—Despierten, llegamos.
Me esforcé en abrir los ojos y solté un largo bostezo. Abrí la boca en sorpresa a lo que vi por la ventana.
La selva.
Una mitad estaba repleta de árboles y arbustos, la otra estaba despejada y podía apreciarse una enorme laguna. Tarapoto.
No esperé más tiempo y salí del auto. Giré sobre mis pies, con los brazos estirados, la nariz elevada y los ojos cerrados. Era como oler glade silvestre pero sin nada artificial.
Este lugar solo lo había visto en fotos, y no creí que fuera así de sorprendente.
Se podía notar que era mi primera vez lejos de la ciudad.
Algo rasposo me obligó a bajar los brazos, y me retuvo en esa posición. Abrí los ojos y me exalté al descubrir que había sido atada por una soga.
—¿Qué carajo…?
Mis amigas y Juan se pararon frente a mí, todos sonrientes.

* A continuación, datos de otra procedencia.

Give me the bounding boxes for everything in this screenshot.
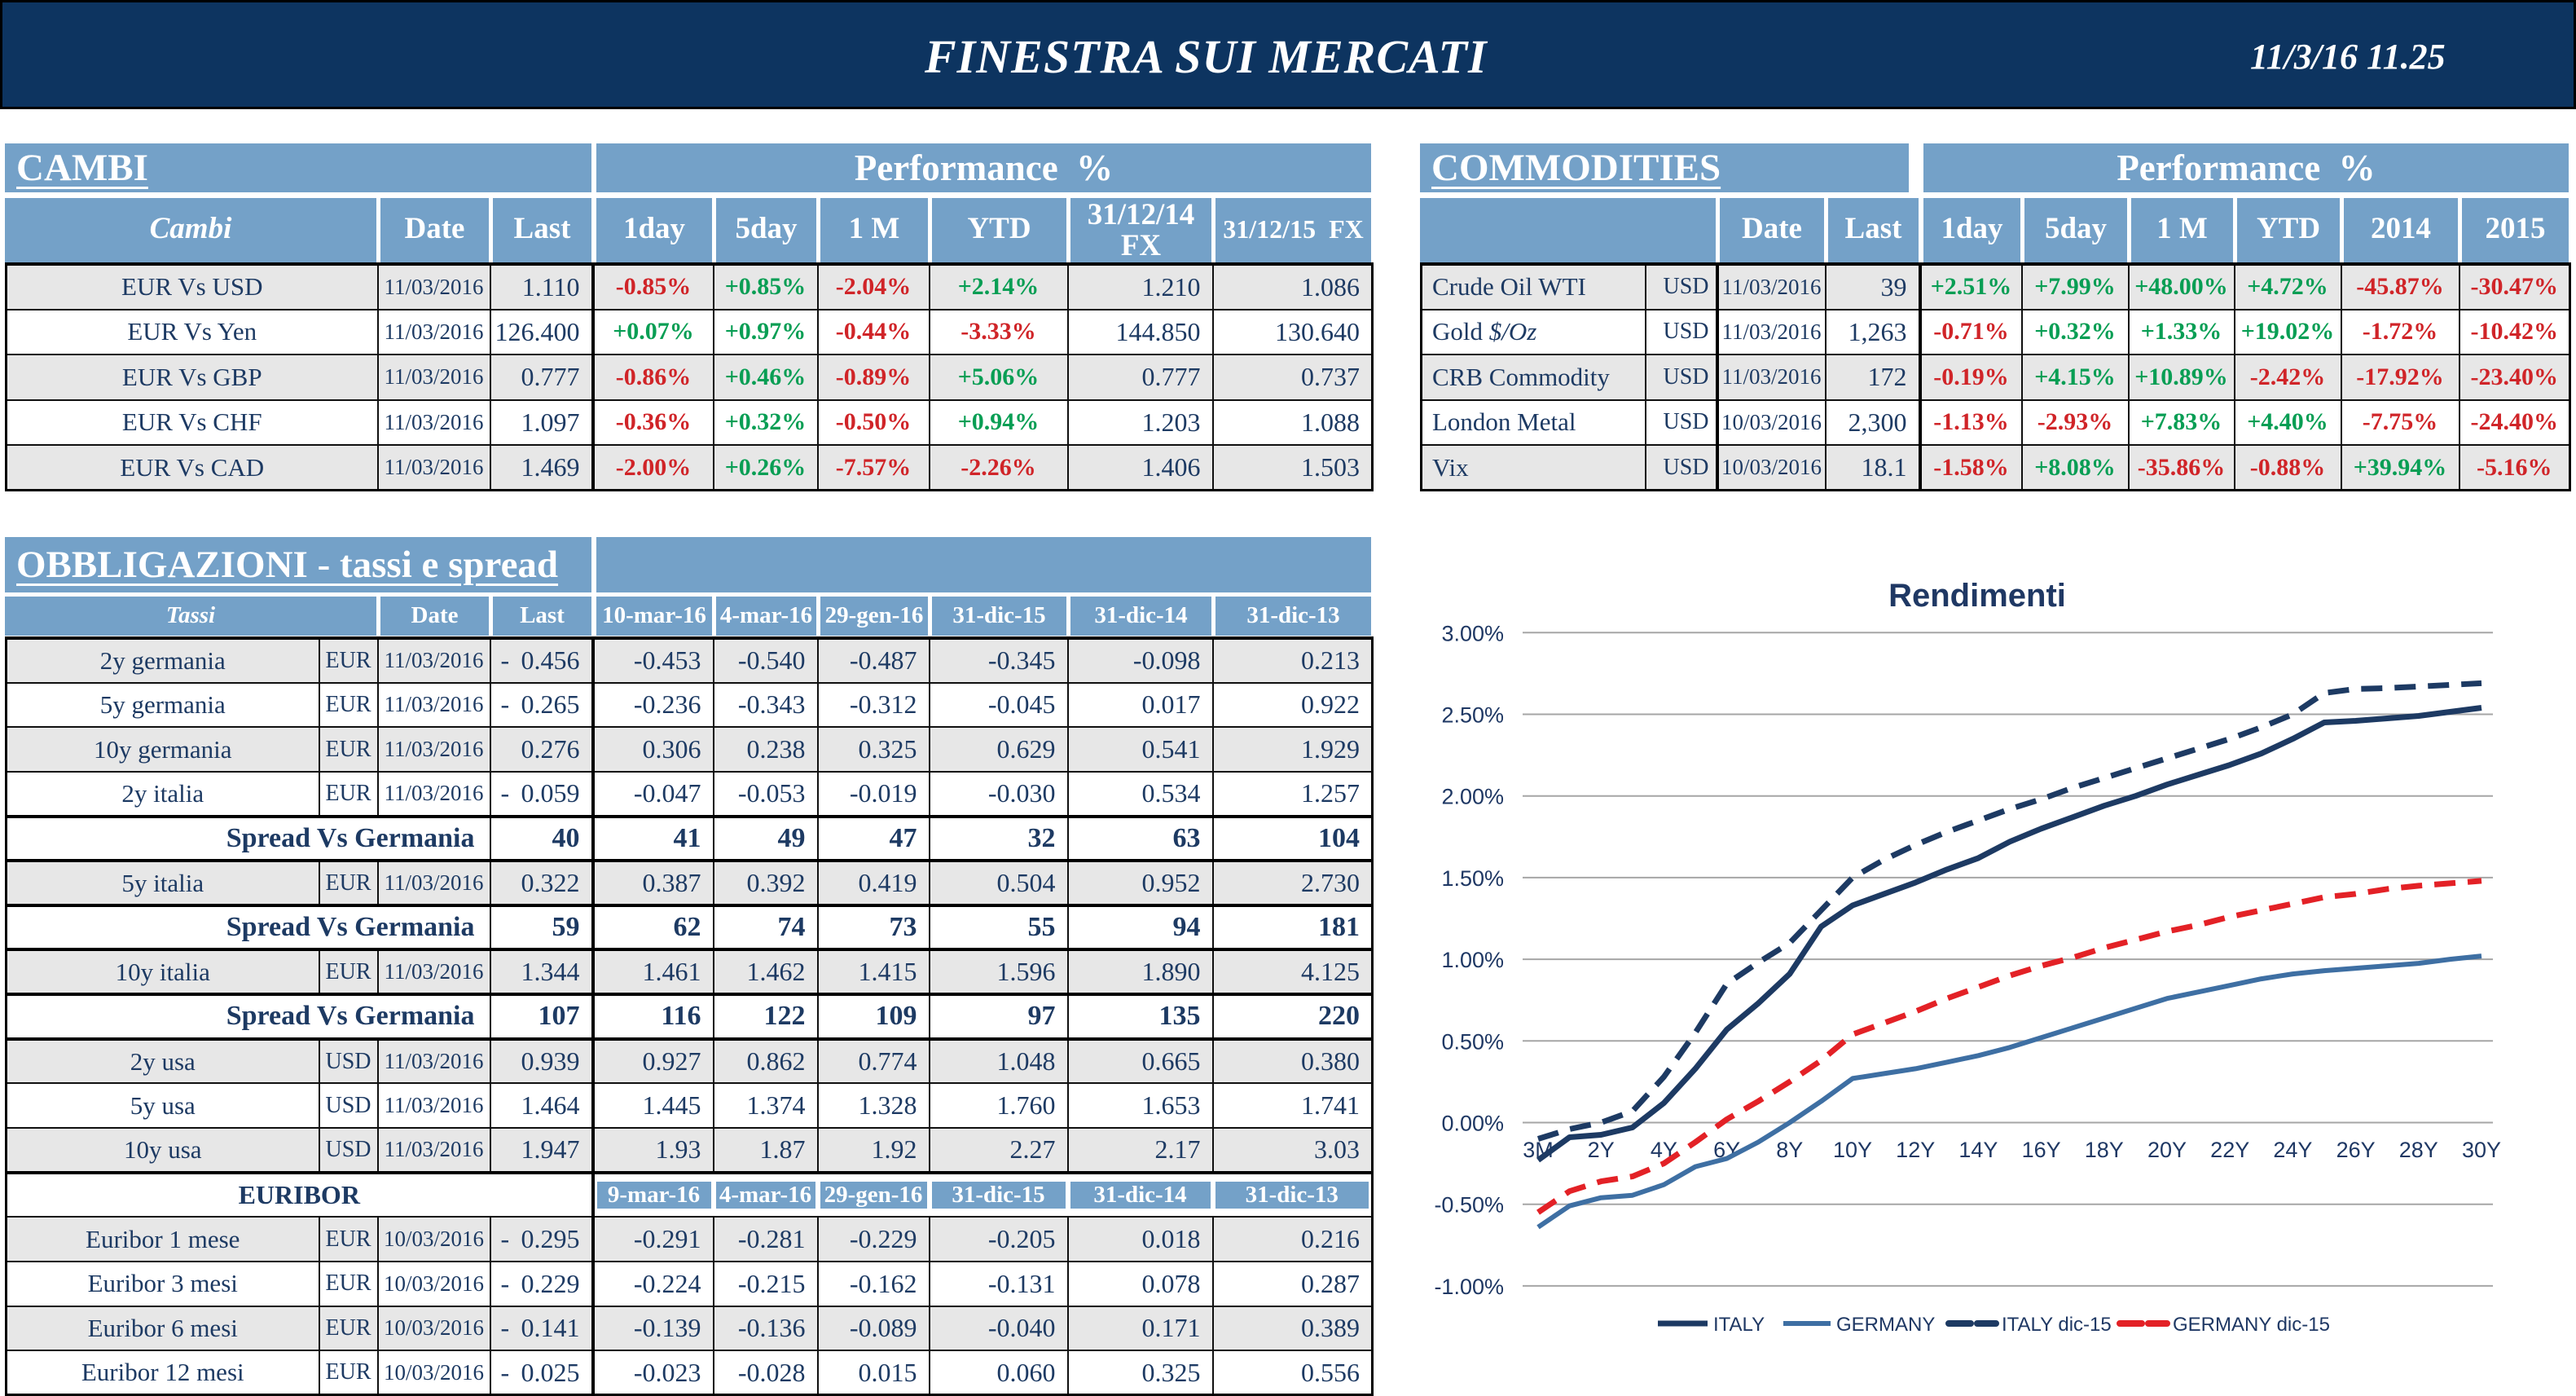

—¿Qué está pasando aquí? ¿Por qué me ataron? —Intenté soltarme, pero estaba tan ajustado que cualquier intento me causaba raspones en la piel.
Carla dio un paso adelante.
—Sabíamos que no estarías de acuerdo, así que tuvimos que llegar a esto. —Puso sus manos en la cintura—. Mino, ven aquí.
Mi amigo no tardó en llegar junto con Laura. Ambos se colocaron cerca a Carla.
—¿En qué no estaría de acuerdo? —cuestioné, al borde de la desesperación.
Empecé a suponer todo tipo de cosas. ¿Planeaban venderme a los selváticos? ¿Tal vez comerme? ¿Qué demonios querían hacerme?
—Queremos… —Que no sea comerme, que no sea comerme—. Un hijo de Mino.
—¡Caníbales! —grité. Parpadeé rápidamente y fruncí el ceño—. ¿Qué dijiste? ¿Un hijo?
¡¿Mis amigas estaban tan enfermas que querían procrearse con mi mejor amigo?!